A Presidential candidate of the People’s Democratic Party (PDP), Dele Momodu, said that the Nigerian government keeps jettisoning the gender policy because Nigeria is largely a chauvinistic and patriarchal society, where men control most things.

His words: “It is almost global. Even in America, you can see that today, this is the first time they have a first female vice president. Things are changing, we are getting more women who are breaking barriers and saying that they are not just going to remain in the kitchen or the next room, they want to be in the Centre of action.”

According to Momodu, women are better managers and as such, if the 35% affirmative action is adhered to, the country will be better for it.

Momodu, who is also the publisher of Ovation magazine, urged Nigerian women not to agree to the stereotypes and added:  “Look at that woman in Kogi State, Natasha Akpoti-Uduagan of the People’s Democratic Party (PDP), she lost the election but got it back because she didn’t give up. Women must continue to fight until they get what they want.”

Anugwom stated that the Nordic countries of Europe have remained some of the top-performing countries in terms of economic growth and human development.

“Finland is a wealthy country with about $54,000 in GDP per capita, 16th highest in the world. This is a good example of a country led by a woman. Other women leaders who left their good governance footprints in the sands of time are Angela Merkel of Germany and Mette Frederiksen, who is still the incumbent in Denmark,” said Anugwom.

She added that “Good governance and exemplary leadership works better from a top-down scope. Governors would imitate the government at the Federal level if they saw the president appointing more women into decision-making positions. Leadership by example from the top is what is needed to get Governors to follow suit.”

Ogwezzy-Ndisika noted that at the grassroots politicians and governors were powerful and could cause positive disruptions that can further help in the actualization of the NGP.

She said that the inequality of education at the grassroots is also reducing women’s participation in most events, stressing that there is now a need to be intentional to ensure that girls go to school.

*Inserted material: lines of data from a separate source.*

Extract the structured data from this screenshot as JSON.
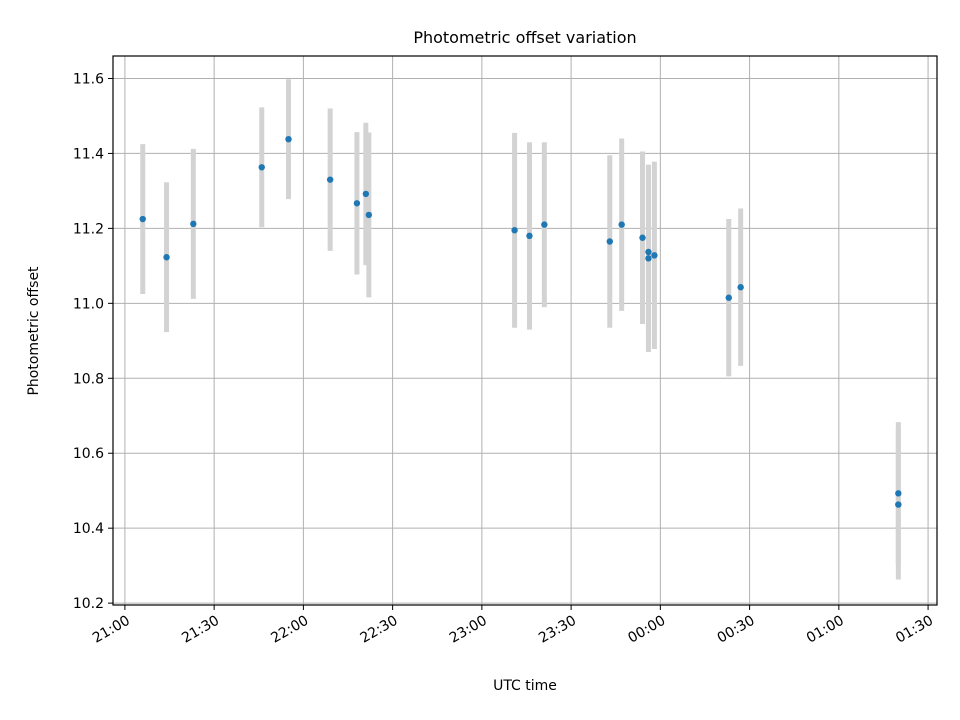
{
  "chart_data": {
    "type": "scatter",
    "title": "Photometric offset variation",
    "xlabel": "UTC time",
    "ylabel": "Photometric offset",
    "x_ticks": [
      "21:00",
      "21:30",
      "22:00",
      "22:30",
      "23:00",
      "23:30",
      "00:00",
      "00:30",
      "01:00",
      "01:30"
    ],
    "y_ticks": [
      "10.2",
      "10.4",
      "10.6",
      "10.8",
      "11.0",
      "11.2",
      "11.4",
      "11.6"
    ],
    "xlim": [
      "20:56",
      "01:33"
    ],
    "ylim": [
      10.195,
      11.66
    ],
    "grid": true,
    "point_color": "#1f77b4",
    "errorbar_color": "#d3d3d3",
    "points": [
      {
        "time": "21:06",
        "y": 11.225,
        "err": 0.2
      },
      {
        "time": "21:14",
        "y": 11.123,
        "err": 0.2
      },
      {
        "time": "21:23",
        "y": 11.212,
        "err": 0.2
      },
      {
        "time": "21:46",
        "y": 11.363,
        "err": 0.16
      },
      {
        "time": "21:55",
        "y": 11.438,
        "err": 0.16
      },
      {
        "time": "22:09",
        "y": 11.33,
        "err": 0.19
      },
      {
        "time": "22:18",
        "y": 11.267,
        "err": 0.19
      },
      {
        "time": "22:21",
        "y": 11.292,
        "err": 0.19
      },
      {
        "time": "22:22",
        "y": 11.236,
        "err": 0.22
      },
      {
        "time": "23:11",
        "y": 11.195,
        "err": 0.26
      },
      {
        "time": "23:16",
        "y": 11.18,
        "err": 0.25
      },
      {
        "time": "23:21",
        "y": 11.21,
        "err": 0.22
      },
      {
        "time": "23:43",
        "y": 11.165,
        "err": 0.23
      },
      {
        "time": "23:47",
        "y": 11.21,
        "err": 0.23
      },
      {
        "time": "23:54",
        "y": 11.175,
        "err": 0.23
      },
      {
        "time": "23:56",
        "y": 11.137,
        "err": 0.23
      },
      {
        "time": "23:56",
        "y": 11.12,
        "err": 0.25
      },
      {
        "time": "23:58",
        "y": 11.128,
        "err": 0.25
      },
      {
        "time": "00:23",
        "y": 11.015,
        "err": 0.21
      },
      {
        "time": "00:27",
        "y": 11.043,
        "err": 0.21
      },
      {
        "time": "01:20",
        "y": 10.493,
        "err": 0.19
      },
      {
        "time": "01:20",
        "y": 10.463,
        "err": 0.2
      }
    ]
  }
}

She noted: “We also need to begin to do political awareness at the grassroots level for young girls. We should begin to have a girls’ wing for political awareness. We should begin to negotiate that political parties should mainstream affirmative action in their party constitution because the party is supreme and this will check equality in politics.

“If affirmative actions are to be mainstreamed in the party constitution to say, 35% or 30% of your elective positions be given to women, they will reserve 35 for women and when they do, women get the 35. The Federal Ministry of Women Affairs and other women-focused groups should begin to engage the political parties and INEC to mainstream affirmative action in their constitutions so that it can become part of the Electoral Act.”

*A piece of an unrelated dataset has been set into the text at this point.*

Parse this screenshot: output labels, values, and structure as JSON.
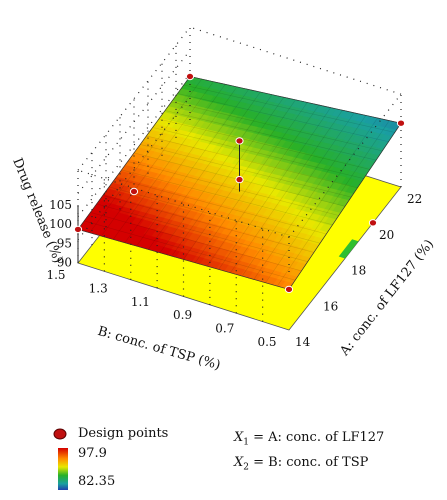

According to UN Women: “If we don’t take decisive action to empower and enable more women to claim leadership in politics and public decision-making, we will not reach equality at the highest levels for another 130 years.”

This report was facilitated by the Africa Centre for Development Journalism (ACDJ) as part of its 2023 Inequalities Reporting Fellowship supported by the MacArthur Foundation through the Wole Soyinka Centre for Investigative Journalism.